I really want to see this community thrive. I don’t want to see us separated, but toxic individuals who think it’s funny to be hateful really shouldn’t have a place in our community. I’ve been in the fandom 22 years now. I’ve seen a lot. Our community was based on acceptance, not fear and trolling. Foxler and Kody have created a group in which everyone is welcome, even pedophiles and zoophiles and racists – essentially giving them a built-in “in-crowd”. A lot of them are young, and ignorant, and angry.

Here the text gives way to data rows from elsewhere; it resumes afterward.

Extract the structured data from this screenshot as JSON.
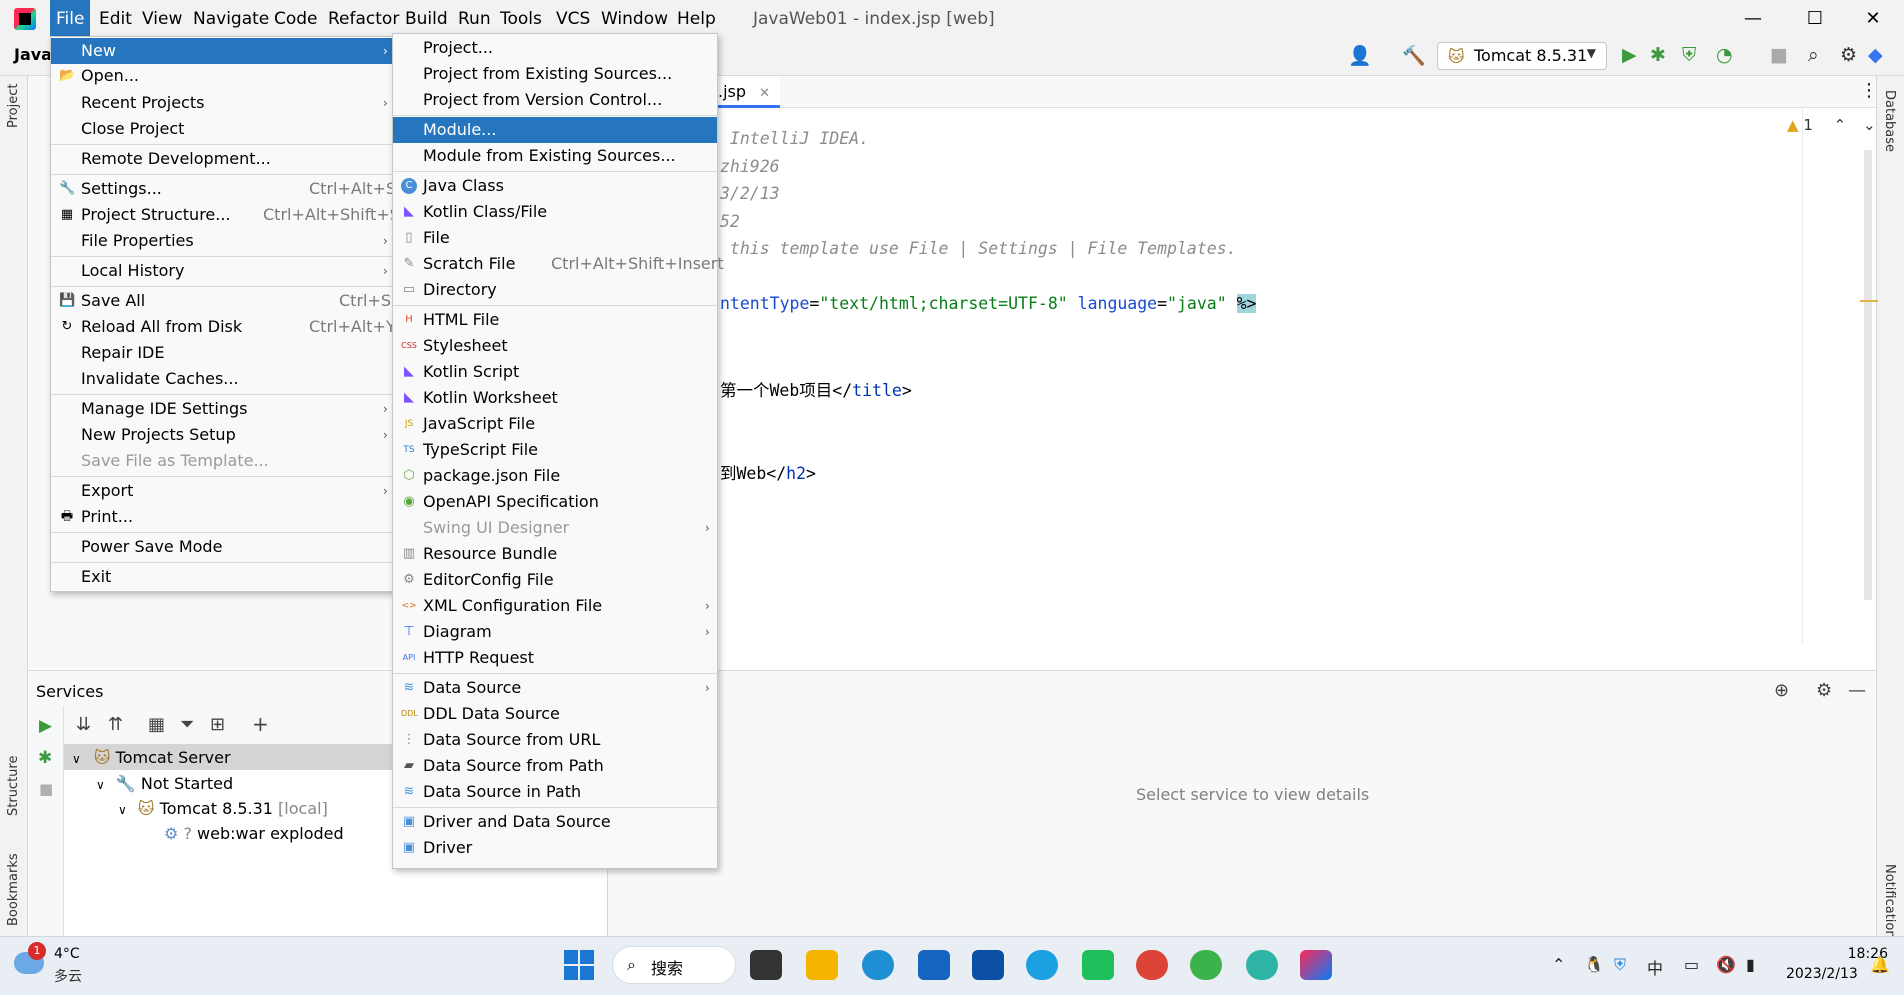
{
  "titlebar": {
    "menus": [
      "File",
      "Edit",
      "View",
      "Navigate",
      "Code",
      "Refactor",
      "Build",
      "Run",
      "Tools",
      "VCS",
      "Window",
      "Help"
    ],
    "window_title": "JavaWeb01 - index.jsp [web]",
    "minimize": "—",
    "maximize": "☐",
    "close": "✕"
  },
  "toolbar": {
    "project_label": "Java",
    "run_config": "Tomcat 8.5.31"
  },
  "left_strip": {
    "project": "Project",
    "structure": "Structure",
    "bookmarks": "Bookmarks"
  },
  "right_strip": {
    "database": "Database",
    "notifications": "Notifications"
  },
  "editor": {
    "tab": ".jsp",
    "warnings": "1",
    "lines": {
      "l1": " IntelliJ IDEA.",
      "l2": "zhi926",
      "l3": "3/2/13",
      "l4": "52",
      "l5": " this template use File | Settings | File Templates.",
      "l6_attr1": "ntentType",
      "l6_eq1": "=",
      "l6_val1": "\"text/html;charset=UTF-8\"",
      "l6_attr2": " language",
      "l6_eq2": "=",
      "l6_val2": "\"java\"",
      "l6_end": "%>",
      "l7_text": "第一个Web项目</",
      "l7_tag": "title",
      "l7_close": ">",
      "l8_text": "到Web</",
      "l8_tag": "h2",
      "l8_close": ">"
    }
  },
  "services": {
    "title": "Services",
    "tree": {
      "server": "Tomcat Server",
      "not_started": "Not Started",
      "tomcat": "Tomcat 8.5.31",
      "local": "[local]",
      "artifact": "web:war exploded"
    },
    "detail": "Select service to view details"
  },
  "file_menu": {
    "new": "New",
    "open": "Open...",
    "recent": "Recent Projects",
    "close_project": "Close Project",
    "remote": "Remote Development...",
    "settings": "Settings...",
    "settings_sc": "Ctrl+Alt+S",
    "structure": "Project Structure...",
    "structure_sc": "Ctrl+Alt+Shift+S",
    "file_props": "File Properties",
    "local_history": "Local History",
    "save_all": "Save All",
    "save_all_sc": "Ctrl+S",
    "reload": "Reload All from Disk",
    "reload_sc": "Ctrl+Alt+Y",
    "repair": "Repair IDE",
    "invalidate": "Invalidate Caches...",
    "manage": "Manage IDE Settings",
    "new_setup": "New Projects Setup",
    "save_template": "Save File as Template...",
    "export": "Export",
    "print": "Print...",
    "power_save": "Power Save Mode",
    "exit": "Exit"
  },
  "new_menu": {
    "project": "Project...",
    "from_existing": "Project from Existing Sources...",
    "from_vcs": "Project from Version Control...",
    "module": "Module...",
    "module_existing": "Module from Existing Sources...",
    "java_class": "Java Class",
    "kotlin_class": "Kotlin Class/File",
    "file": "File",
    "scratch": "Scratch File",
    "scratch_sc": "Ctrl+Alt+Shift+Insert",
    "directory": "Directory",
    "html": "HTML File",
    "stylesheet": "Stylesheet",
    "kotlin_script": "Kotlin Script",
    "kotlin_ws": "Kotlin Worksheet",
    "js": "JavaScript File",
    "ts": "TypeScript File",
    "package_json": "package.json File",
    "openapi": "OpenAPI Specification",
    "swing": "Swing UI Designer",
    "resource": "Resource Bundle",
    "editorconfig": "EditorConfig File",
    "xml": "XML Configuration File",
    "diagram": "Diagram",
    "http": "HTTP Request",
    "data_source": "Data Source",
    "ddl": "DDL Data Source",
    "ds_url": "Data Source from URL",
    "ds_path": "Data Source from Path",
    "ds_in_path": "Data Source in Path",
    "driver_ds": "Driver and Data Source",
    "driver": "Driver"
  },
  "taskbar": {
    "badge": "1",
    "temp": "4°C",
    "condition": "多云",
    "search": "搜索",
    "time": "18:26",
    "date": "2023/2/13",
    "ime": "中"
  }
}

I know how people need to seek acceptance – but we don’t have to tolerate trolling, hatespeech, and toxic behavior in our fandom (like the awful Burned Furs movement). I think people are realizing that, and I think where we need to go from here is making sure our community is healthy, and happy, and not full of racists and trolls who do nothing but spread fear and negativity.
Saying ‘no’ is just as healthy and important as saying ‘yes’.”